Sanık … kollukta; dayısı sanık …’a ait olan kamyonetle Başkale ilçesinin Yukarı Çaldıran Köyünden tanımadığı bir şahıstan yaklaşık olarak 39-40 jelikan kaçak mazot alarak aracın kasasına koyduğunu, Başkale’ye seyir halinde iken Bavis Köprüsüne geldiğini, köprünün üzerinde bekleyen dayısı sanık …’ı araca aldığını ve Başkale’ye doğru yola çıktıkları esnada karşıdan gelen jandarma ekipleri tarafından durdurulduğunu, çiftçilik yaptığını, kaçak mazotu traktörde kullanmak için aldığını, ticari amacının bulunmadığını,

Duruşmada benzer anlatımlarından farklı olarak; suçta kullanılan nakil aracını sanık …’dan olay tarihinden önce 6.000 TL’ye haricen satın aldığını,

Sanık … kollukta; İstanbul’da ikamet ettiğini, Başkale’de oturan kardeşlerinin ve babasının yanına gezmeye geldiğini, olay tarihinde Başkale’den bindiği minibüsten Bavis Köprüsünde inip yeğeni sanık …’ı beklemeye başladığını, 10-15 dakika sonra yeğeninin araçla yanına geldiğini, aracın ön tarafına bindikten sonra Başkale’ye doğru gitmeye başladıkları esnada karşı istikametten gelen jandarma ekiplerinin aracı durdurduğunu, görevlilerin aracın kasasında kaçak mazot bulunduğunu tespit ettiklerini, olayla alakasının bulunmadığını,

Duruşmada ise farklı olarak; suçta kullanılan nakil aracını sanık …’a haricen sattığını, olay tarihinde de bu araca tesadüfen bindiğini,

Savunmuşlardır.

Uyuşmazlık konularının ayrı ayrı değerlendirilmesinde fayda bulunmaktadır.

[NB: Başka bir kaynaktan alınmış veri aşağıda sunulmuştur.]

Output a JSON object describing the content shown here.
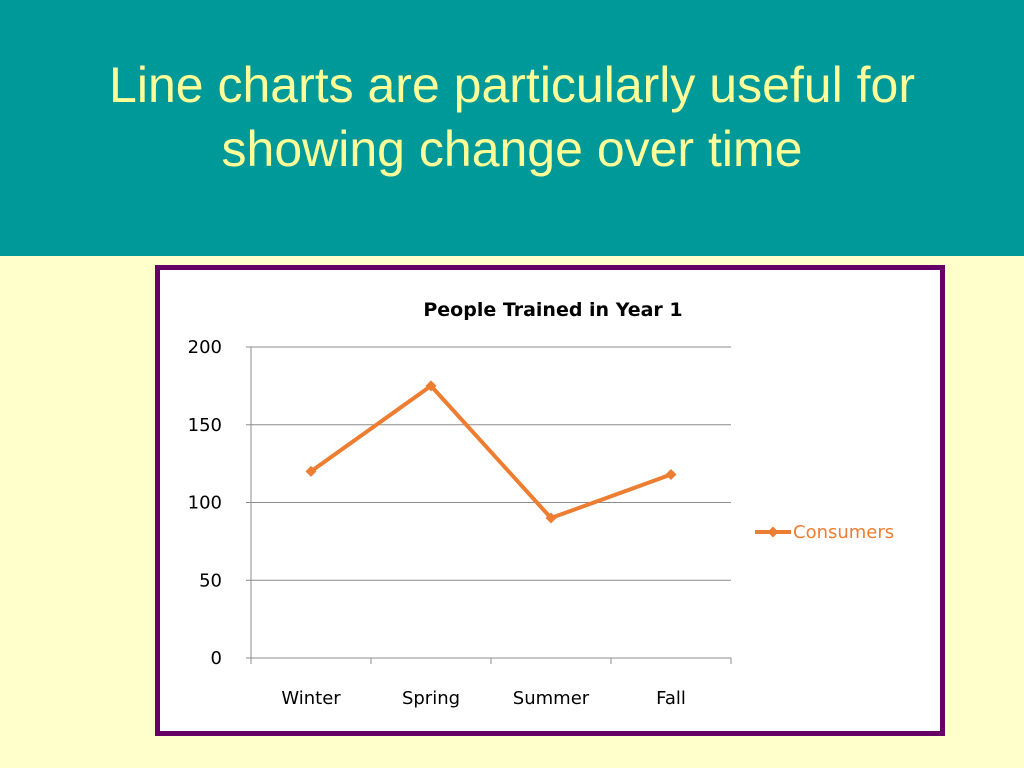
{
  "slide": {
    "title_line1": "Line charts are particularly useful for",
    "title_line2": "showing change over time"
  },
  "colors": {
    "header_bg": "#009999",
    "title_text": "#ffff99",
    "page_bg": "#ffffcc",
    "frame_border": "#660066",
    "series": "#ed7d31"
  },
  "chart_data": {
    "type": "line",
    "title": "People Trained in Year 1",
    "categories": [
      "Winter",
      "Spring",
      "Summer",
      "Fall"
    ],
    "series": [
      {
        "name": "Consumers",
        "values": [
          120,
          175,
          90,
          118
        ],
        "color": "#ed7d31",
        "marker": "diamond"
      }
    ],
    "ylim": [
      0,
      200
    ],
    "yticks": [
      0,
      50,
      100,
      150,
      200
    ],
    "grid": true,
    "legend": "right"
  }
}
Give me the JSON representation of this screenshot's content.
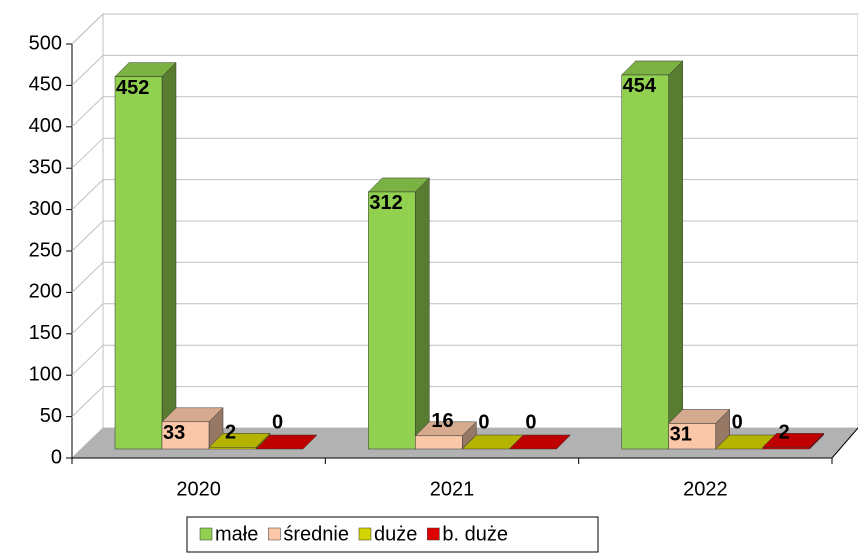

1- Şikâyetçi Van Gümrük Müdürlüğü vekilinin, sanık … hakkındaki hükmü temyiz etme hak ve yetkisinin bulunup bulunmadığı;

5015 sayılı Petrol Piyasası Kanunu’nun 2. maddesinin ikinci fıkrasında, bu Kanun’un uygulanmasında kurumun, Enerji Piyasası Düzenleme Kurumunu ifade ettiği belirtilmiştir.

5015 sayılı Petrol Piyasası Kanunu’nun suç tarihi itibarıyla yürürlükte bulunan 13. maddesinin dördüncü fıkrası; “Kurum; piyasa faaliyetlerine ilişkin olarak açılmış veya açılacak kamu davalarına müdahil olabilir. Bu konularla ilgili olarak suç duyurusunda bulunabileceği gibi mevzuatın uygulanması açısından, adlî ve mülkî makamlardan yaptırım talebinde bulunabilir.” şeklinde iken 11.04.2013 tarihinde yürürlüğe giren 6455 sayılı Kanun’un 40. maddesi ile yeniden düzenlenmiştir;

“Kurum, piyasa faaliyetlerine ilişkin olarak lisans sahipleri veya yetkilileri hakkında açılan kamu davalarını katılan sıfatıyla takip edebilir. Bu konularla ilgili olarak suç duyurusunda bulunabileceği gibi mevzuatın uygulanması açısından, adlî ve mülkî makamlardan yaptırım talebinde bulunabilir.”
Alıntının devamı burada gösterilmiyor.